Malgré tout, la proposition de loi fait aussi des heureux. L’initiative a été saluée par la FNSEA (Fédération nationale des syndicats d’exploitants agricole), majoritaire et productiviste, comme étant « de nature à répondre aux demandes du monde agricole ». Lors de l’examen en commission, Franck Menonville, coauteur de la loi, a ainsi soutenu que « ce texte [était] particulièrement attendu dans nos territoires par nos agriculteurs ».

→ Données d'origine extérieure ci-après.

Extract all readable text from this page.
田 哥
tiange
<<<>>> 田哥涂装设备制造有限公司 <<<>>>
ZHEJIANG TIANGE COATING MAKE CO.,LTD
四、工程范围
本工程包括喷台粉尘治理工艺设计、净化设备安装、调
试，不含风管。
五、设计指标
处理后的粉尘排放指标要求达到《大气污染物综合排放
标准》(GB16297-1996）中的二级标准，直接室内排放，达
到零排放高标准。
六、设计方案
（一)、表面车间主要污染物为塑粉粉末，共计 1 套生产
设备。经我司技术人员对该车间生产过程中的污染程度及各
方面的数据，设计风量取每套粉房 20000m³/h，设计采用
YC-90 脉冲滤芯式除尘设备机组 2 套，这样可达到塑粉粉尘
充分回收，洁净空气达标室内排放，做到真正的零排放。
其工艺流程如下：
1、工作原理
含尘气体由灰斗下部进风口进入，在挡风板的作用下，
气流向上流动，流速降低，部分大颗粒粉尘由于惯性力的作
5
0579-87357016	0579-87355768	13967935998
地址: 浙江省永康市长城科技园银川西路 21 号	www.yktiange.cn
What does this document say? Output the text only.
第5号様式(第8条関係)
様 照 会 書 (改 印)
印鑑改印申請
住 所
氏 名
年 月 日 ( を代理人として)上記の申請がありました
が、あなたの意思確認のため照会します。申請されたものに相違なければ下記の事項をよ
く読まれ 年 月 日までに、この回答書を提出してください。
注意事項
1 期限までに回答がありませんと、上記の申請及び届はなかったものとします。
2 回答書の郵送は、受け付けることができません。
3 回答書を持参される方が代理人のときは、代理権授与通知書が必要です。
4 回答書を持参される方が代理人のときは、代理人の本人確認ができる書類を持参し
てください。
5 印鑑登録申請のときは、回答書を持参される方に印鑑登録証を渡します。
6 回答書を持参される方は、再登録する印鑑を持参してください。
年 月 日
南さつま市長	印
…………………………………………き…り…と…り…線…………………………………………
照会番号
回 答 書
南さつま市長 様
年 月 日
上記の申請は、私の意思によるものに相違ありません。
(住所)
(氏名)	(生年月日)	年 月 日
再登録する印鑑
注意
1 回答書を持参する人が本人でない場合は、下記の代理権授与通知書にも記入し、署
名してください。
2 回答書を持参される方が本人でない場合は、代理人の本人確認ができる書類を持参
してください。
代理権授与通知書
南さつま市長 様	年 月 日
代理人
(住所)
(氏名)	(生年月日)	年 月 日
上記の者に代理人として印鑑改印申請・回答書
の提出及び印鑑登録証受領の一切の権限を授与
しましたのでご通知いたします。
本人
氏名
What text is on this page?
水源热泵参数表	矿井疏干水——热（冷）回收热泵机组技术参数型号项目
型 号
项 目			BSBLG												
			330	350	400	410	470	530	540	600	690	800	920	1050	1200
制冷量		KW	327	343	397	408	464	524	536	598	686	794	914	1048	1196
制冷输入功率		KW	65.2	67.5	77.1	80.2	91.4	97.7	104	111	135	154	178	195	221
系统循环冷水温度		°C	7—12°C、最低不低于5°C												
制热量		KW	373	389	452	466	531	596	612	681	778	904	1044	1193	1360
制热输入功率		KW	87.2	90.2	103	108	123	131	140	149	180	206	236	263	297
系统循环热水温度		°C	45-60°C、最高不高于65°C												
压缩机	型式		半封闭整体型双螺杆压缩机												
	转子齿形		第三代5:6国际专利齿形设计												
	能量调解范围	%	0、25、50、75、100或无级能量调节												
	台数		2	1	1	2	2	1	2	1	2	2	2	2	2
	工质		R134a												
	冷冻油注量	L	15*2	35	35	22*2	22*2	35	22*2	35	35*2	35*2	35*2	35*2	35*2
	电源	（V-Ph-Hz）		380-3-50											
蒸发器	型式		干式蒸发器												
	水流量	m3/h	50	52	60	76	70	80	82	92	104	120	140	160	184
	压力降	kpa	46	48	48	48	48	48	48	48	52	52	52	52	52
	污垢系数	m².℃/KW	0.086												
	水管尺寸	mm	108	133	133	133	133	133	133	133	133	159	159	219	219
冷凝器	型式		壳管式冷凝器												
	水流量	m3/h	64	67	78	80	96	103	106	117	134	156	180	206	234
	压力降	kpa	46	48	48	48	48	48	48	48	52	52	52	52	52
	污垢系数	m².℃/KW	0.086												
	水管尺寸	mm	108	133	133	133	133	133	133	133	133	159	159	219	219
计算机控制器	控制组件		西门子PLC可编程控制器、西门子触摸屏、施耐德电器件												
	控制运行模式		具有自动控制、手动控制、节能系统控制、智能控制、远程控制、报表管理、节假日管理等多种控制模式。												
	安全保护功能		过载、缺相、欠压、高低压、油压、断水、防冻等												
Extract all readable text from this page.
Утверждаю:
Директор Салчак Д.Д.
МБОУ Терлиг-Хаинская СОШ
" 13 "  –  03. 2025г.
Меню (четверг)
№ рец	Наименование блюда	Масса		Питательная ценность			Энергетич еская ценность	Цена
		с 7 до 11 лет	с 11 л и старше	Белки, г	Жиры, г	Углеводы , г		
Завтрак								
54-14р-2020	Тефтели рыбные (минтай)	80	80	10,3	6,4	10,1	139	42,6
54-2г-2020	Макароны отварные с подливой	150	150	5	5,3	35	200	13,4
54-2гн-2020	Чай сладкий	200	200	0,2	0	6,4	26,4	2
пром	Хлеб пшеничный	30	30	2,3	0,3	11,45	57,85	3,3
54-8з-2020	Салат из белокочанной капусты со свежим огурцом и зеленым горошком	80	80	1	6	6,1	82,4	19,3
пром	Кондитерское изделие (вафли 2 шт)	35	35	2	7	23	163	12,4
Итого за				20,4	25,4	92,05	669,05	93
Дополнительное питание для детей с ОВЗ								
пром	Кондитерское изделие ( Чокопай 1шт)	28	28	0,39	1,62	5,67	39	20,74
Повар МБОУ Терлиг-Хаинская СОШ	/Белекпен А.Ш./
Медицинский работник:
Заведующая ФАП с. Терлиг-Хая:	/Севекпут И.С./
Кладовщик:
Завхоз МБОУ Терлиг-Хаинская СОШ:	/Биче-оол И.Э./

Faux, rétorque Jean-Claude Tissot, lui-même agriculteur : « Est-ce que le fait de supprimer toutes les avancées environnementales va apporter du revenu aux agriculteurs ? Pas du tout ». Le texte ne propose rien sur les prix agricoles, rien non plus sur le changement climatique. Selon un sondage du collectif Nourrir, seuls 4 % des répondants se disent préoccupés par « l’interdiction et la réduction de l’usage des phytosanitaires ». À l’inverse, ils sont 21 % à s’inquiéter du dérèglement climatique.

Pourquoi, alors, sortir le rouleau compresseur de la dérégulation ? « C’est une politique de la terre brûlée, pense Jean-Claude Tissot. La FNSEA et les sénateurs de droite savent qu’ils ont l’oreille attentive de la ministre de l’Agriculture, donc ils foncent. » La nouvelle ministre, Annie Genevard, n’a jamais caché sa proximité avec la FNSEA.

Quant à Laurent Duplomb, il a été président FNSEA de la chambre d’agriculture de Haute-Loire, président pour sa région du géant du lait Sodiaal, membre du conseil de surveillance de la marque Candia. En bref, il est le petit messager du syndicat et de l’agro-industrie.

La bataille pour empêcher cette loi de s’imposer sera difficile. « Elle sera adoptée au Sénat, ça ne fait aucun doute, dit Yoann Coulmont. Ce qui nous inquiète surtout, c’est la position du gouvernement. » Pour le moment, c’est le flou. Laurent Duplomb peut compter sur le soutien de la ministre de l’Agriculture ; Agnès Pannier-Runacher, à la Transition écologique, a timidement critiqué la réautorisation des néonicotinoïdes. Mais d’après le média Contexte, plusieurs mesures du texte font encore l’objet de vives discussions entre deux ministères, comme celles sur l’eau ou les pesticides. L’exécutif devra aussi décider s’il transfère rapidement la proposition à l’Assemblée... ou s’il laisse le texte controversé en jachère.